Class Of 1964 USAF Academy

Frank's History

Not much to tell. I am a pretty average guy, and have lived a pretty average life, with none of the achievements or recognition of our smarter and more gifted classmates. I first came to the Academy with the Class of '63, got to Colorado Springs the night before entering to get an early start on the first day, and had an accident which destroyed an eardrum and disqualified me before ever starting. The Air Force checked me at the AFA dispensary, said 'Sorry about that', and I hitchhiked back to New York with the clothes on my back and $20 in my pocket.

Spent the next year in Real College while growing a new eardrum, and got another appointment (from a different state) with the Class of '64. Made it through the door on the second try, and the four years were pretty much like everyone else's.

I was not an outstanding athlete like Terry, Parke, Brett or Al, but did manage to letter in three sports as a Doolie, ran in the NCAA championships (cross country) as a Third Classman, competed on the Academy Modern Pentathlon team for two years, and boxed Wing Open first class year (lost in finals).

Definitely not a genius like a Bob Sansom or Bob Lodge, but stayed on Dean's List four years getting two majors and writing a thesis in metallurgy. (Academics not really my thing).

Went to Phoenix (Williams AFB) for pilot training, and loved Arizona and every minute of T-37 and T-38 time (except an engine fire on my T-38 cross country check flight. We put it down in El Paso, Texas (Biggs AFB), and I rode back to Phoenix on a Greyhound bus in my flying suit. Whoopee!)

Like many guys not named Diefenbach, McArtor, or Radusch (a brilliant German flyer in my UPT class) my expectations of being the world's greatest fighter pilot met the reality of being a really average student pilot. Got a C-124 transport slot at McChord, Washington, and headed from the desert to the great northwest, which I also loved.

Went to Oklahoma for a couple of weeks for Fat Bird School (to learn about propellers), and while there was told to stop by the School of Aerospace Medicine in San Antonio on the way back to McChord for a comprehensive physical. After a week of every medical and psycological test known to man was told that I was very fit and emotionally average (?), but had a funny little brain wave pattern for which I was permanently grounded with no chance for appeal. (Sorry about that, duex.) The remaining drive back to Washington was pretty sober.

After getting a ground pounding AFSC at McChord and the minimum experience required for a combat assignment, I got orders for Viet Nam, starting at Nha Trang. That was followed by a series of assignments doing various air stuff in Ban Me Thout, Dalat City, Cam Ranh Bay, Saigon, and a final four months with at Marine Corp Bases at Dong Ha and Khe Sanh.

Left a couple of weeks before Tet, and went from Southeast Asia to a year on the coast of Italy (Livorno), which I recommend to anyone trying to forget jungles and wars. Awesome people, awesome culture, awesome life!

Followed that with a year in Germany (Sembach) where I finished my Air force commitment (while skiing in Switzerland and chasing the Formula 1 circuit all over Europe). From Germany, accepted Australia's offer to migrate Down Under and help them populate their continent (they had a program for that then, and paid my way!).

Spent five wonderful years travelling the Oz, got married, started a family, and tried to learn something about work in the civilian world. At that point decided it was time to grow up, so found a nice place to settle and raise a family (Albuquerque, New Mexico) and spent the next 24 years behind a white picket fence raising four amazing kids (all much smarter than their dad), paying the bills, and living the American Dream.

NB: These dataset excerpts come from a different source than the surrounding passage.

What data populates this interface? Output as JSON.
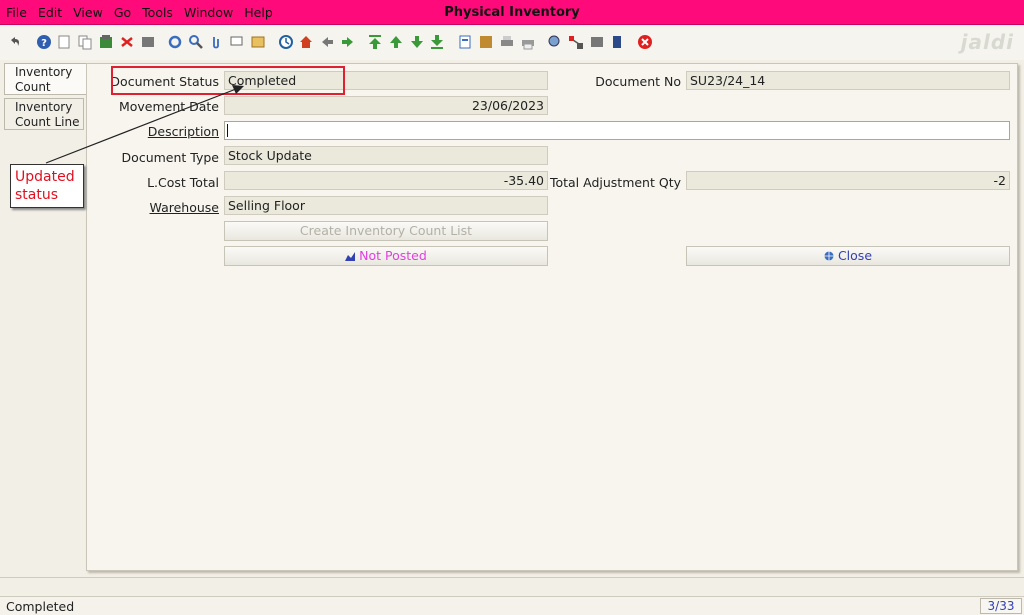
{
  "menu": {
    "file": "File",
    "edit": "Edit",
    "view": "View",
    "go": "Go",
    "tools": "Tools",
    "window": "Window",
    "help": "Help"
  },
  "window": {
    "title": "Physical Inventory"
  },
  "toolbar": {
    "logo": "jaldi",
    "icons": [
      "undo-icon",
      "help-icon",
      "new-record-icon",
      "copy-record-icon",
      "save-icon",
      "delete-icon",
      "print-preview-icon",
      "refresh-icon",
      "find-icon",
      "attachment-icon",
      "chat-icon",
      "history-icon",
      "history-detail-icon",
      "home-icon",
      "back-icon",
      "forward-icon",
      "first-record-icon",
      "previous-record-icon",
      "next-record-icon",
      "last-record-icon",
      "report-icon",
      "archive-icon",
      "print-icon",
      "print-all-icon",
      "zoom-icon",
      "workflow-icon",
      "request-icon",
      "product-info-icon",
      "exit-icon"
    ]
  },
  "tabs": [
    {
      "label1": "Inventory",
      "label2": "Count"
    },
    {
      "label1": "Inventory",
      "label2": "Count Line"
    }
  ],
  "form": {
    "document_status": {
      "label": "Document Status",
      "value": "Completed"
    },
    "document_no": {
      "label": "Document No",
      "value": "SU23/24_14"
    },
    "movement_date": {
      "label": "Movement Date",
      "value": "23/06/2023"
    },
    "description": {
      "label": "Description",
      "value": ""
    },
    "document_type": {
      "label": "Document Type",
      "value": "Stock Update"
    },
    "lcost_total": {
      "label": "L.Cost Total",
      "value": "-35.40"
    },
    "total_adjustment_qty": {
      "label": "Total Adjustment Qty",
      "value": "-2"
    },
    "warehouse": {
      "label": "Warehouse",
      "value": "Selling Floor"
    },
    "create_list_button": "Create Inventory Count List",
    "posted_button": "Not Posted",
    "close_button": "Close"
  },
  "annotation": {
    "line1": "Updated",
    "line2": "status"
  },
  "status": {
    "message": "Completed",
    "record_count": "3/33"
  },
  "colors": {
    "title_bar": "#ff0a7b",
    "highlight": "#e02030",
    "posted_text": "#e040e0",
    "close_text": "#3341b0"
  }
}
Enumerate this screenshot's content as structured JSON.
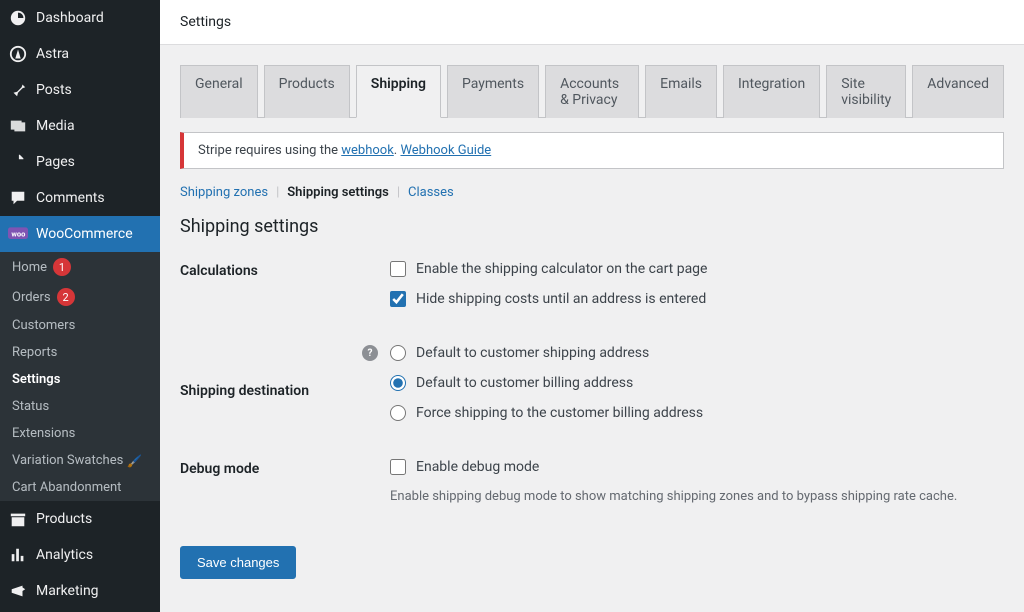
{
  "sidebar": {
    "items": [
      {
        "icon": "dashboard",
        "label": "Dashboard"
      },
      {
        "icon": "astra",
        "label": "Astra"
      },
      {
        "icon": "pin",
        "label": "Posts"
      },
      {
        "icon": "media",
        "label": "Media"
      },
      {
        "icon": "pages",
        "label": "Pages"
      },
      {
        "icon": "comments",
        "label": "Comments"
      }
    ],
    "active": {
      "icon": "woo",
      "label": "WooCommerce"
    },
    "sub": [
      {
        "label": "Home",
        "notif": "1"
      },
      {
        "label": "Orders",
        "notif": "2"
      },
      {
        "label": "Customers"
      },
      {
        "label": "Reports"
      },
      {
        "label": "Settings",
        "current": true
      },
      {
        "label": "Status"
      },
      {
        "label": "Extensions"
      },
      {
        "label": "Variation Swatches",
        "paint": true
      },
      {
        "label": "Cart Abandonment"
      }
    ],
    "after": [
      {
        "icon": "products",
        "label": "Products"
      },
      {
        "icon": "analytics",
        "label": "Analytics"
      },
      {
        "icon": "marketing",
        "label": "Marketing"
      }
    ]
  },
  "header": {
    "title": "Settings"
  },
  "tabs": [
    "General",
    "Products",
    "Shipping",
    "Payments",
    "Accounts & Privacy",
    "Emails",
    "Integration",
    "Site visibility",
    "Advanced"
  ],
  "active_tab": "Shipping",
  "notice": {
    "pre": "Stripe requires using the ",
    "link1": "webhook",
    "mid": ". ",
    "link2": "Webhook Guide"
  },
  "subnav": {
    "zones": "Shipping zones",
    "settings": "Shipping settings",
    "classes": "Classes"
  },
  "section_title": "Shipping settings",
  "form": {
    "calculations": {
      "label": "Calculations",
      "enable_calc": "Enable the shipping calculator on the cart page",
      "hide_costs": "Hide shipping costs until an address is entered"
    },
    "destination": {
      "label": "Shipping destination",
      "opt1": "Default to customer shipping address",
      "opt2": "Default to customer billing address",
      "opt3": "Force shipping to the customer billing address"
    },
    "debug": {
      "label": "Debug mode",
      "enable": "Enable debug mode",
      "desc": "Enable shipping debug mode to show matching shipping zones and to bypass shipping rate cache."
    }
  },
  "save": "Save changes"
}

When the last one finished college in '99, Sheryl and I decided it was time to go out and play again, so we quit our jobs, rented our house, and trekked the Andes for 2 years from Equador to Tierra del Fuego with back packs and sleeping bags. Probably not as comfortable as Milt Rutter doing it in a van, but I recommend it for the fresh air, unmatched views, and amazing amount of quiet time with your wife. When you don't see another human being for weeks at a time, you tend to do a lot of sharing, and the memories are sublime. (Obviously really important to have the right wife; I have the best ever).

Had so much fun we came home, washed our sox, and went to Europe for two more years (in a car this time, Milt), with a year in Italy, a summer in London, and various travels throughout the rest of the Continent for the remainder. We finally returned home older(!), wiser(?), and definitely happy, and have spent the years since limiting our travels to 3 to 4 month adventures (Spain, China, Eastern Europe), visiting grandkids around the country, and having more fun than two old goats should probably be allowed.

Looking forward to another 20 years of the same fun and frolic to see if we can improve on what has come before, so if any '64 types are planning a trip through Albuquerque in the future, we offer a guest room and a welcome, and would love a chance to sit by the pool and share stories over a glass of wine. We'll keep the light on for you!